Le daggerboard sono una versione evoluta della tradizionale lama di deriva a baionetta centrale. Dopo la loro prima apparizione su monoscafi e multiscafi da regata, ultimamente si vedono anche su barche da crociera, soprattutto i multiscafi. Vediamone pregi e difetti.

In principio ci fu la deriva a baionetta, una lama di deriva retrattile ancora oggi molto utilizzata sulle piccole derive a vela, a partire dall’Optimist, ma anche su alcuni cabinati e catamarani. La maggior parte di coloro che navigano l’hanno presa in mano almeno una volta sfilandola e infilandola nella sua scassa a centro barca. Questa importante appendice oltre a contrastare lo scarroccio, ha il pregio di ridurre il pescaggio e permettere di raggiungere la spiaggia ed entrare in molti porti che altrimenti sarebbero off-limits.

Oggi tuttavia la classica deriva a baionetta è stata soppiantata da una sua interpretazione molto più evoluta e sdoppiata su entrambe le murate delle barche, le cosiddette daggerboard. Si tratta di pinne di deriva, in genere retrattili o fisse (nel qual caso si chiamano “canard”), dal profilo asimmetrico che, posizionate a dritta o a sinistra secondo le esigenze di navigazione, assumono una funzione stabilizzatrice e antiscarroccio. Tutto sommato risultano piuttosto semplici da manovrare: si usano soprattutto nelle andature di bolina, al lasco non servono e sono tenute sollevate. Per farle scendere è sufficiente lascare il sistema di ritenuta, mentre per sollevarle si fa l’operazione inversa che si conclude con qualche giro alla maniglia di un winch.
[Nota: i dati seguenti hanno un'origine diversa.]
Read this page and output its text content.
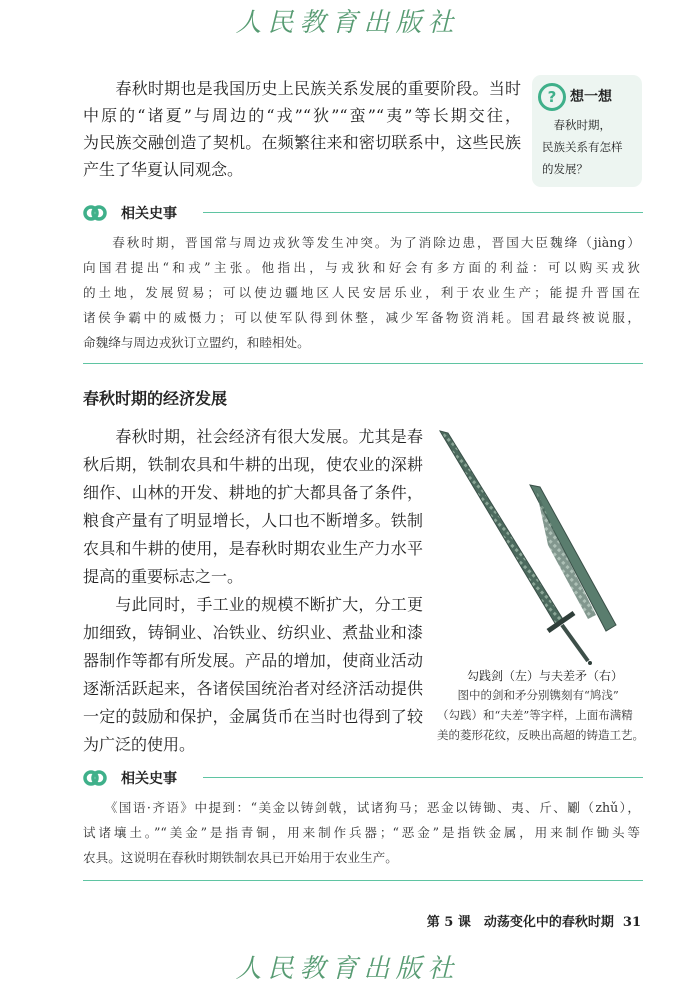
人民教育出版社
　　春秋时期也是我国历史上民族关系发展的重要阶段。当时
中原的“诸夏”与周边的“戎”“狄”“蛮”“夷”等长期交往，
为民族交融创造了契机。在频繁往来和密切联系中，这些民族
产生了华夏认同观念。
? 想一想
　春秋时期，
民族关系有怎样
的发展？
相关史事
　　春秋时期，晋国常与周边戎狄等发生冲突。为了消除边患，晋国大臣魏绛（jiàng）
向国君提出“和戎”主张。他指出，与戎狄和好会有多方面的利益：可以购买戎狄
的土地，发展贸易；可以使边疆地区人民安居乐业，利于农业生产；能提升晋国在
诸侯争霸中的威慑力；可以使军队得到休整，减少军备物资消耗。国君最终被说服，
命魏绛与周边戎狄订立盟约，和睦相处。
春秋时期的经济发展
　　春秋时期，社会经济有很大发展。尤其是春
秋后期，铁制农具和牛耕的出现，使农业的深耕
细作、山林的开发、耕地的扩大都具备了条件，
粮食产量有了明显增长，人口也不断增多。铁制
农具和牛耕的使用，是春秋时期农业生产力水平
提高的重要标志之一。
　　与此同时，手工业的规模不断扩大，分工更
加细致，铸铜业、冶铁业、纺织业、煮盐业和漆
器制作等都有所发展。产品的增加，使商业活动
逐渐活跃起来，各诸侯国统治者对经济活动提供
一定的鼓励和保护，金属货币在当时也得到了较
为广泛的使用。
勾践剑（左）与夫差矛（右）
　图中的剑和矛分别镌刻有“鸠浅”
（勾践）和“夫差”等字样，上面布满精
美的菱形花纹，反映出高超的铸造工艺。
相关史事
　　《国语·齐语》中提到：“美金以铸剑戟，试诸狗马；恶金以铸锄、夷、斤、劚（zhǔ），
试诸壤土。”“美金”是指青铜，用来制作兵器；“恶金”是指铁金属，用来制作锄头等
农具。这说明在春秋时期铁制农具已开始用于农业生产。
第 5 课　动荡变化中的春秋时期 31
人民教育出版社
All’inizio associate alla chiglia basculante

Nelle loro prime versioni le daggerboard sono state associate alle swinging keel. L’inclinazione sopravento delle chiglie basculanti ad angoli importanti, prossimi ai 40 gradi, infatti, consente un aumento del momento raddrizzante dello scafo, ma diminuisce l’efficienza del piano di deriva riducendone la superficie utile per contrastare lo scarroccio. Ecco allora che le daggerboard in questa situazione vengono immerse (tramite semplici paranchi in maniera alternata, cioè con la chiglia sbandata a destra si immerge quella di sinistra e viceversa) a compensare la riduzione di superficie antiscarroccio. Non solo, in alcuni casi hanno un’incidenza variabile e assolvono anche alla funzione di secondo timone.

Ad adottare queste nuove appendici a partire dal 2010 sono stati i Mini 6,50, seguiti dagli Open 60 Imoca (per esempio Virbac-Paprec 3 di Jean-Pierre Dick, Cheminées Poujoulat di Bernard Stamm e lo stesso Hugo Boss di Alex Thompson, solo per citrane alcuni), quindi i Vor 70 come Maserati di Giovanni Soldini e ancora i Vor 65 One Design.
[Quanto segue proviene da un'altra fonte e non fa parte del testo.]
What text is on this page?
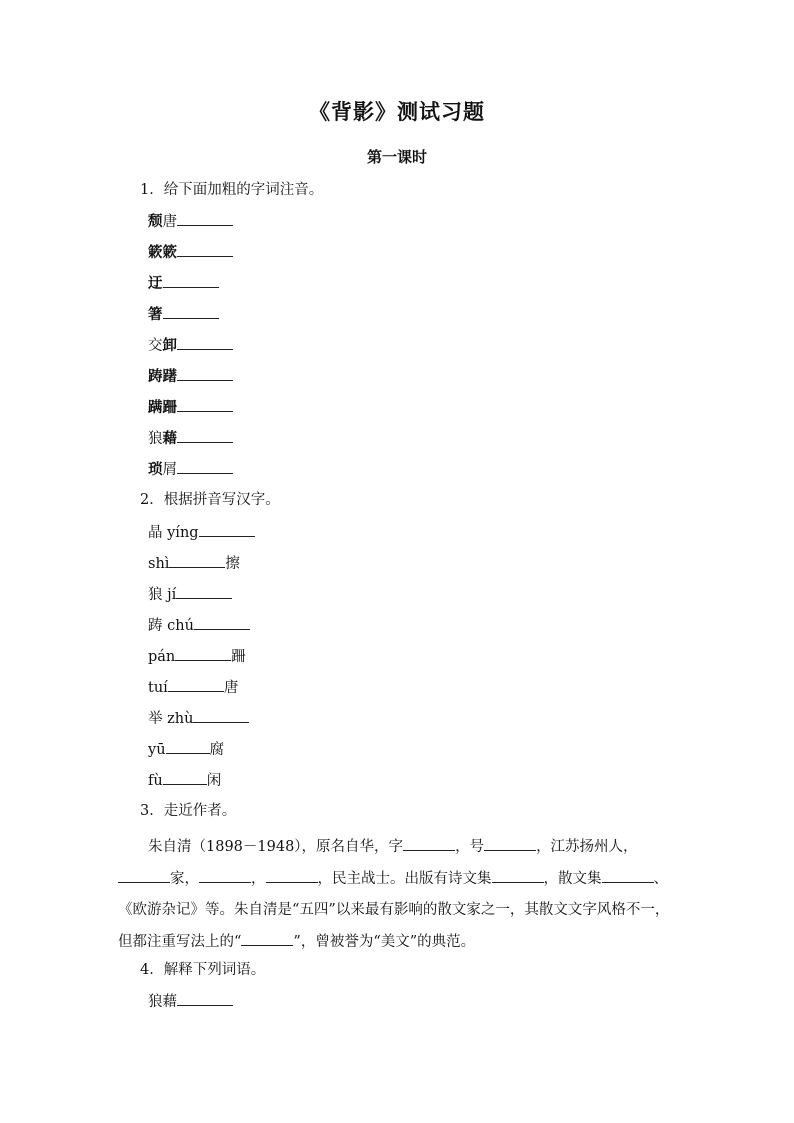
《背影》测试习题
第一课时
1．给下面加粗的字词注音。
颓唐
簌簌
迂
箸
交卸
踌躇
蹒跚
狼藉
琐屑
2．根据拼音写汉字。
晶 yíng
shì	擦
狼 jí
踌 chú
pán	跚
tuí	唐
举 zhù
yū	腐
fù	闲
3．走近作者。
朱自清（1898－1948），原名自华，字	，号	，江苏扬州人，家，	，	，民主战士。出版有诗文集	，散文集	、《欧游杂记》等。朱自清是“五四”以来最有影响的散文家之一，其散文文字风格不一，但都注重写法上的“	”，曾被誉为“美文”的典范。
4．解释下列词语。
狼藉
Collaudati in regata, ma oggi anche da crociera

Dopo la consacrazione delle daggerboard a bordo di cabinati sportivi, l’ultima tendenza progettuale è quella di inserire queste appendici anche su barche da crociera in sostituzione o in aggiunta a quella fissa centrale. Il campo di applicazione sono soprattutto i catamarani, ma non mancano versioni di daggerboard anche sui monoscafi, anche se con qualche limite in più.

Ma quali sono i vantaggi principali delle daggerboard? Il loro principale pregio sono le prestazioni. Dato che possono essere utilizzati uno alla volta possono anche non essere simmetriche. In molti casi i profili vengono realizzati più piatti sul lato esterno (sottovento) e con convessità maggiore nel lato interno (sopravento). In questo modo si riesce a navigare con un angolo migliore al vento di circa 4-5 gradi rispetto al catamarano con chiglie fisse e con un minore scarroccio di altri 5 gradi. Su lunghe distanze tutto ciò si traduce in un guadagno notevole di tempo. Per esempio su un percorso di 100 miglia, guadagnando di bolina 10 gradi (5 di angolo e 5 di scarroccio) si risparmiano circa 17 miglia al vento.

Il loro punto di forza: le ottime prestazioni

Un catamarano con le daggerboard riesce a navigare con una velocità media superiore fino a 2 nodi rispetto allo stesso catamarano con due chiglie fisse. Questo è dovuto al fatto che le chiglie generano attrito con l’acqua, soprattutto quella sopravento che magari rimane parzialmente emersa. Con le daggerboard invece si utilizza solo quello sottovento mentre l’altro è sollevato completamente eliminando qualunque resistenza all’avanzamento. Sempre sui catamarani un altro pregio delle daggerboard è che, nel caso di avaria a un motore, si può abbassare la deriva dal lato del motore che funziona ottenendo ugualmente una buona manovrabilità dell’unità per effettuare l’ormeggio in porto.

La presenza delle due derive retrattili permette anche di navigare con più sicurezza nel caso di mare agitato e vento sostenuto al traverso. In queste condizioni è sufficiente sollevare la deriva sottovento e abbassare a metà quella sopravento; così facendo, nel caso si venga colpiti da un frangente sullo scafo sopravento, l’imbarcazione scarroccerà riducendo la potenza dell’impatto e aumentando il comfort della navigazione.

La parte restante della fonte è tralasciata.